La comprensión del mundo cuántico ha sido un desafío tanto para científicos como para el público en general. A menudo se asemeja a observar un baile en el que no es posible ver simultáneamente la posición y la velocidad de los bailarines, tal como sugiere el principio de incertidumbre de Heisenberg. Sin embargo, recientes avances en la investigación científica han permitido capturar este «baile cuántico» de una manera sin precedentes.
Investigadores de la Universidad Goethe de Fráncfort, junto con instituciones asociadas, han logrado realizar la primera medición directa del movimiento correlacionado de las moléculas en su estado más bajo de energía. Este hallazgo se produjo en el European XFEL, el mayor láser de rayos X del mundo, ubicado en Hamburgo, Alemania. A través de esta tecnología avanzada, los científicos han podido observar la «danza de los átomos» al iluminar moléculas individuales y tomar instantáneas de su estructura atómica.
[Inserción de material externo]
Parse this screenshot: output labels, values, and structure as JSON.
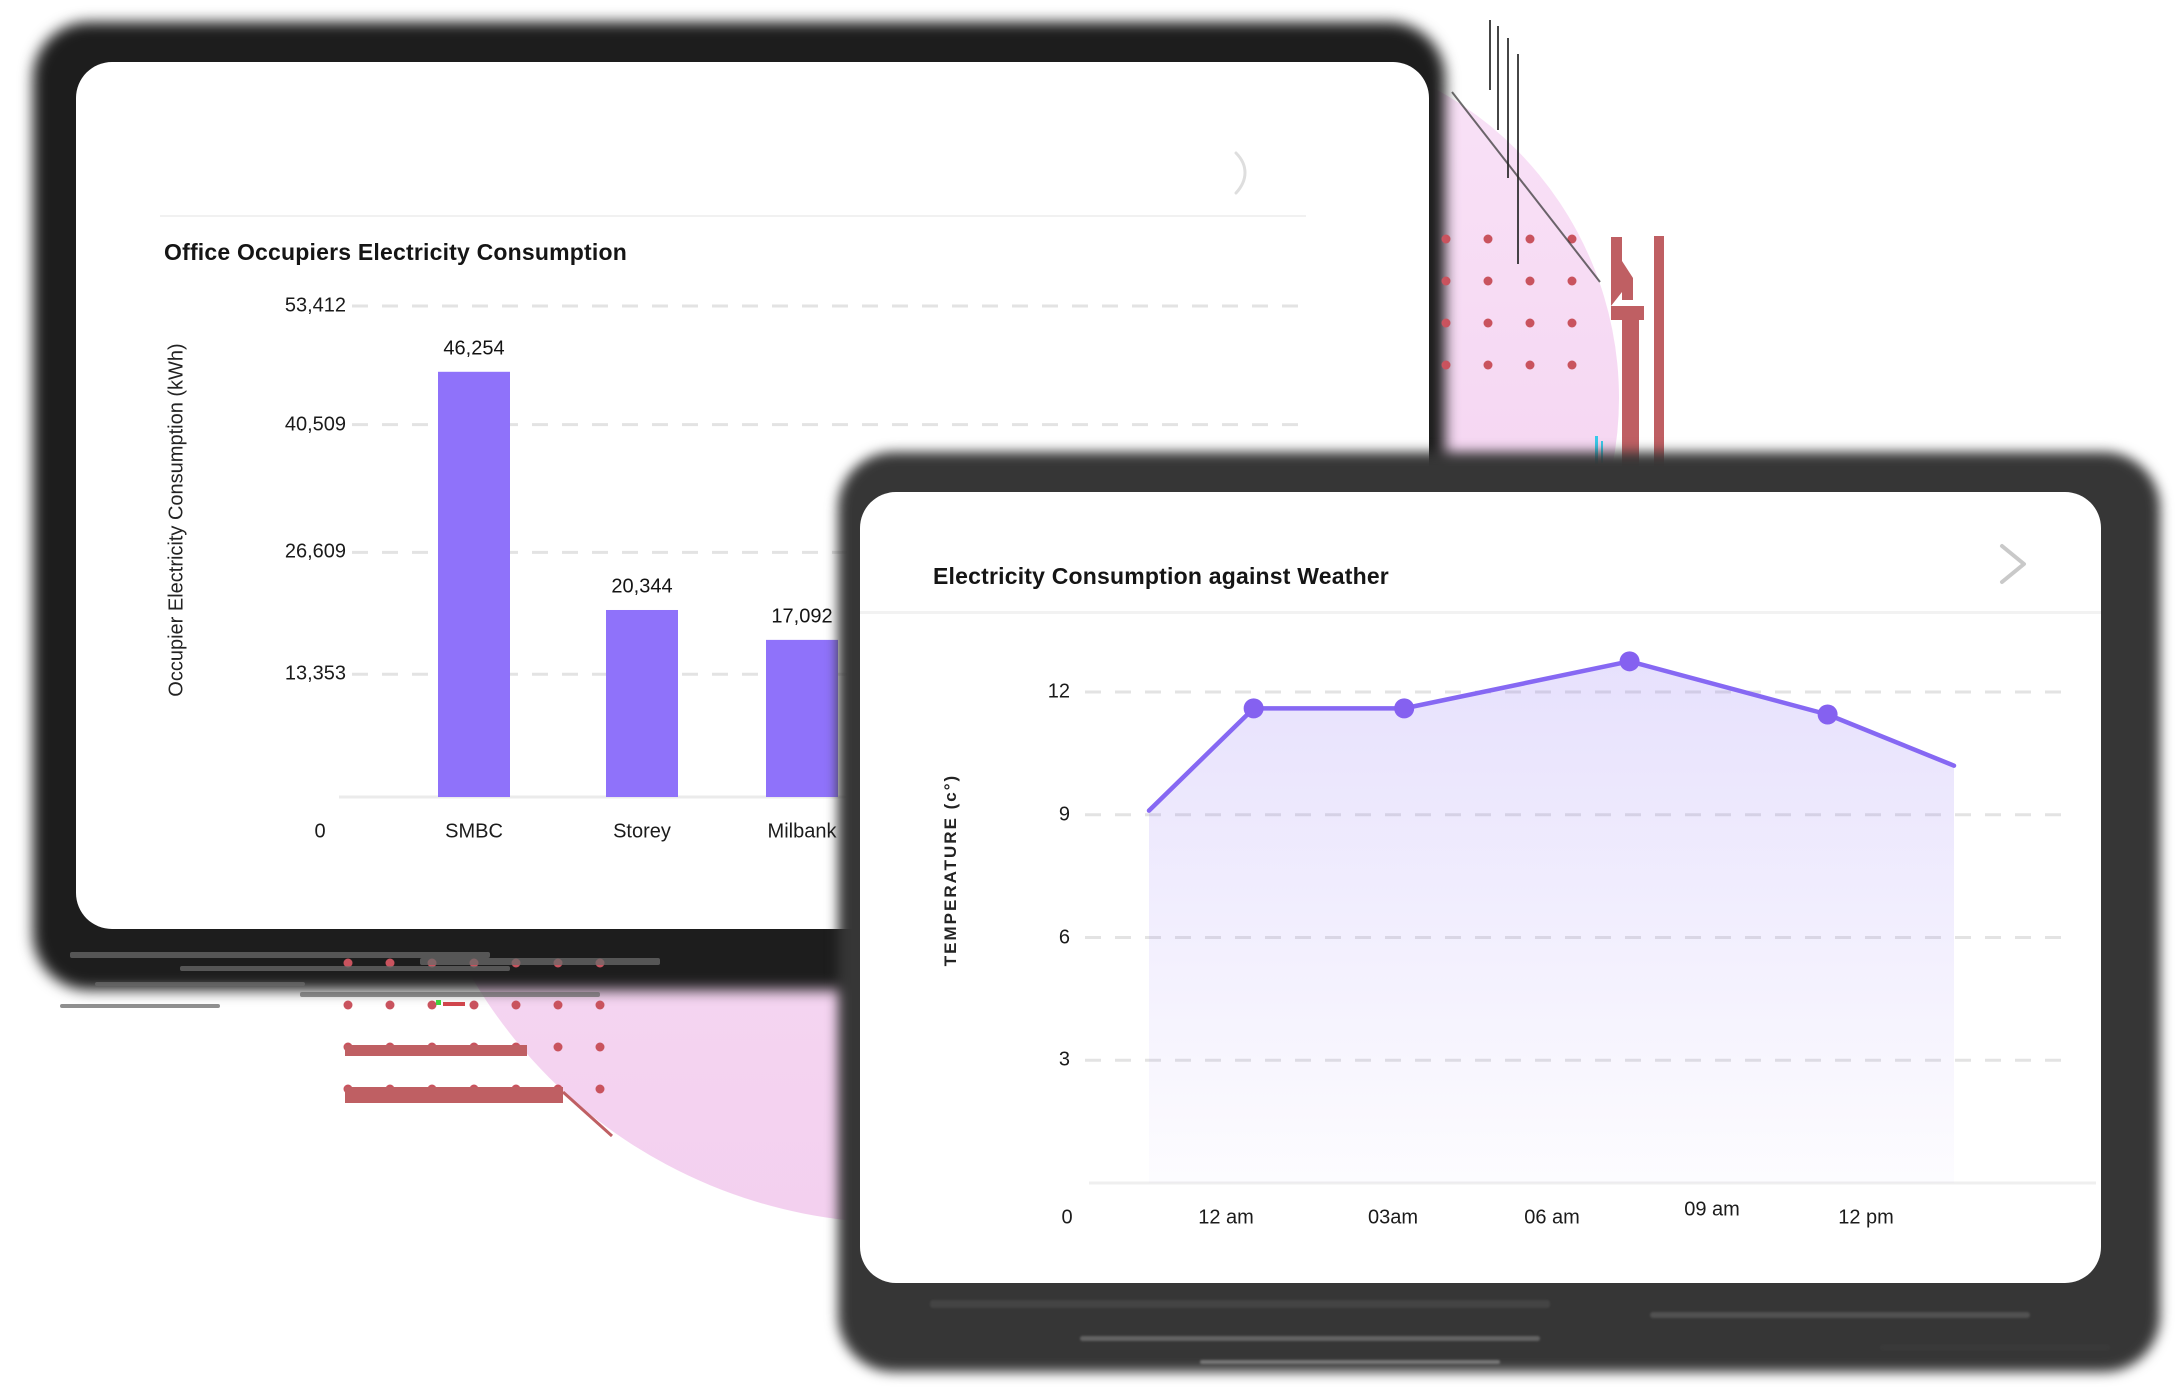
{
  "card1": {
    "title": "Office Occupiers Electricity Consumption"
  },
  "card2": {
    "title": "Electricity Consumption against Weather"
  },
  "chart_data": [
    {
      "type": "bar",
      "title": "Office Occupiers Electricity Consumption",
      "categories": [
        "SMBC",
        "Storey",
        "Milbank"
      ],
      "values": [
        46254,
        20344,
        17092
      ],
      "value_labels": [
        "46,254",
        "20,344",
        "17,092"
      ],
      "origin_label": "0",
      "ylabel": "Occupier Electricity Consumption (kWh)",
      "y_ticks": [
        {
          "value": 13353,
          "label": "13,353"
        },
        {
          "value": 26609,
          "label": "26,609"
        },
        {
          "value": 40509,
          "label": "40,509"
        },
        {
          "value": 53412,
          "label": "53,412"
        }
      ],
      "ylim": [
        0,
        53412
      ],
      "grid": "horizontal-dashed",
      "legend": "none",
      "bar_color": "#8F72FA"
    },
    {
      "type": "area",
      "title": "Electricity Consumption against Weather",
      "ylabel": "TEMPERATURE (c°)",
      "x_ticks": [
        "0",
        "12 am",
        "03am",
        "06 am",
        "09 am",
        "12 pm"
      ],
      "y_ticks": [
        3,
        6,
        9,
        12
      ],
      "ylim": [
        0,
        13
      ],
      "grid": "horizontal-dashed",
      "legend": "none",
      "series": [
        {
          "name": "Temperature",
          "points": [
            {
              "x_frac": 0.0,
              "temp": 9.1,
              "marker": false
            },
            {
              "x_frac": 0.13,
              "temp": 11.6,
              "marker": true
            },
            {
              "x_frac": 0.317,
              "temp": 11.6,
              "marker": true
            },
            {
              "x_frac": 0.597,
              "temp": 12.75,
              "marker": true
            },
            {
              "x_frac": 0.843,
              "temp": 11.45,
              "marker": true
            },
            {
              "x_frac": 1.0,
              "temp": 10.2,
              "marker": false
            }
          ]
        }
      ],
      "line_color": "#8668F3",
      "marker_color": "#8561F0"
    }
  ],
  "style": {
    "grid_color": "#e3e3e3",
    "axis_color": "#ebebeb",
    "tick_color": "#1b1b1b",
    "chevron1_color": "#dedede",
    "chevron2_color": "#c9c9c9"
  },
  "decor": {
    "pink_top": "#f9e2f7",
    "pink_bottom": "#f3d0ef",
    "dot_color": "#c9535e",
    "stripe_color": "#bf5f63",
    "accent_bar_color": "#bf5f63",
    "cyan_accent": "#38c9ea",
    "green_accent": "#3ed43e",
    "red_accent": "#d0454c",
    "glitch_color": "#262626"
  }
}
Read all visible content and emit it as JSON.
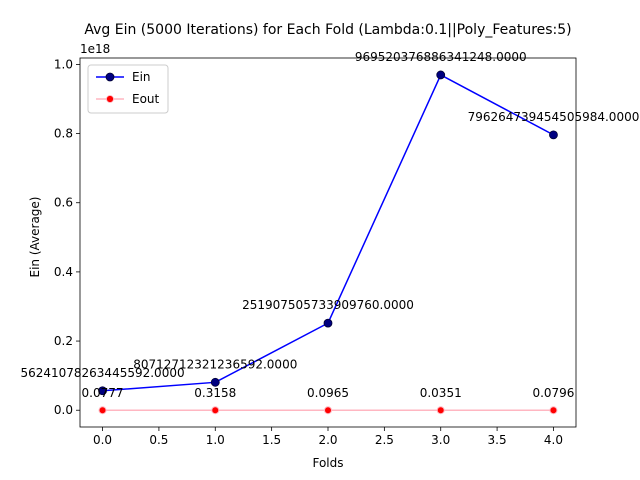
{
  "chart_data": {
    "type": "line",
    "title": "Avg Ein (5000 Iterations) for Each Fold (Lambda:0.1||Poly_Features:5)",
    "xlabel": "Folds",
    "ylabel": "Ein (Average)",
    "y_offset_label": "1e18",
    "xlim": [
      -0.2,
      4.2
    ],
    "ylim": [
      -0.0485,
      1.0185
    ],
    "y_scale": 1e+18,
    "x_ticks": [
      0.0,
      0.5,
      1.0,
      1.5,
      2.0,
      2.5,
      3.0,
      3.5,
      4.0
    ],
    "x_tick_labels": [
      "0.0",
      "0.5",
      "1.0",
      "1.5",
      "2.0",
      "2.5",
      "3.0",
      "3.5",
      "4.0"
    ],
    "y_ticks": [
      0.0,
      0.2,
      0.4,
      0.6,
      0.8,
      1.0
    ],
    "y_tick_labels": [
      "0.0",
      "0.2",
      "0.4",
      "0.6",
      "0.8",
      "1.0"
    ],
    "grid": false,
    "legend_position": "upper-left",
    "x": [
      0,
      1,
      2,
      3,
      4
    ],
    "series": [
      {
        "name": "Ein",
        "color": "#0000ff",
        "marker_color": "#000080",
        "values_scaled": [
          0.05624,
          0.08071,
          0.25191,
          0.96952,
          0.79626
        ],
        "data_labels": [
          "56241078263445592.0000",
          "80712712321236592.0000",
          "251907505733909760.0000",
          "969520376886341248.0000",
          "796264739454505984.0000"
        ]
      },
      {
        "name": "Eout",
        "color": "#ffb6c1",
        "marker_color": "#ff0000",
        "values": [
          0.0777,
          0.3158,
          0.0965,
          0.0351,
          0.0796
        ],
        "data_labels": [
          "0.0777",
          "0.3158",
          "0.0965",
          "0.0351",
          "0.0796"
        ]
      }
    ]
  }
}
Medición directa del movimiento cuántico
La investigación ha revelado que, incluso a temperaturas cercanas al cero absoluto, los átomos no permanecen completamente quietos. En su lugar, se mueven de manera constante debido a la energía de punto cero, un fenómeno cuántico que hasta ahora había sido difícil de medir. El profesor Till Jahnke, del Instituto de Física Nuclear de la Universidad Goethe, señala que este descubrimiento es significativo porque demuestra que los átomos no vibran de manera independiente, sino que lo hacen en patrones fijos y acoplados.
Los científicos estudiaron moléculas de iodopiridina, compuestas por once átomos, que presentan un repertorio de 27 diferentes modos vibracionales. Estos patrones de movimiento son complejos y variados, desde movimientos que podrían asemejarse a ballet hasta otros que recuerdan el tango o danzas folclóricas.
Capturando imágenes de partículas danzantes
Para obtener imágenes de estas partículas en movimiento, se utiliza una técnica conocida como «Coulomb Explosion Imaging». Este método implica provocar una explosión controlada en las moléculas mediante pulsos de rayos X de alta intensidad. Cuando los electrones son expulsados de la molécula, los átomos, ahora cargados positivamente, se repelen y se separan en un instante, permitiendo la reconstrucción de la estructura original de la molécula mediante un dispositivo especializado.
El microscopio de reacciones COLTRIMS, desarrollado por el grupo de Física Atómica de la Universidad Goethe, ha sido clave para estos avances. Su diseño específico para el European XFEL, realizado por el doctor Gregor Kastirke, ha demostrado su capacidad para generar resultados innovadores en el campo de la física cuántica. Kastirke expresa su orgullo al ver los resultados de años de investigación y colaboración.
Las implicaciones de estos descubrimientos son profundas, ya que abren nuevas vías para la observación de fenómenos cuánticos. Por primera vez, los investigadores pueden observar directamente las complejas dinámicas del movimiento de punto cero en moléculas más complejas. El profesor Jahnke menciona que el equipo está trabajando en mejorar los métodos y planea futuros experimentos que permitirán ir más allá de la danza de los átomos, incorporando la danza de electrones en procesos moleculares.
Este avance no solo representa un hito en la física cuántica, sino que también destaca la importancia de la investigación en Europa, especialmente en un momento en que el continente busca reafirmar su liderazgo en la ciencia y la tecnología. Los resultados de esta investigación han sido publicados en la revista Science, subrayando la relevancia de la colaboración internacional en la búsqueda del conocimiento.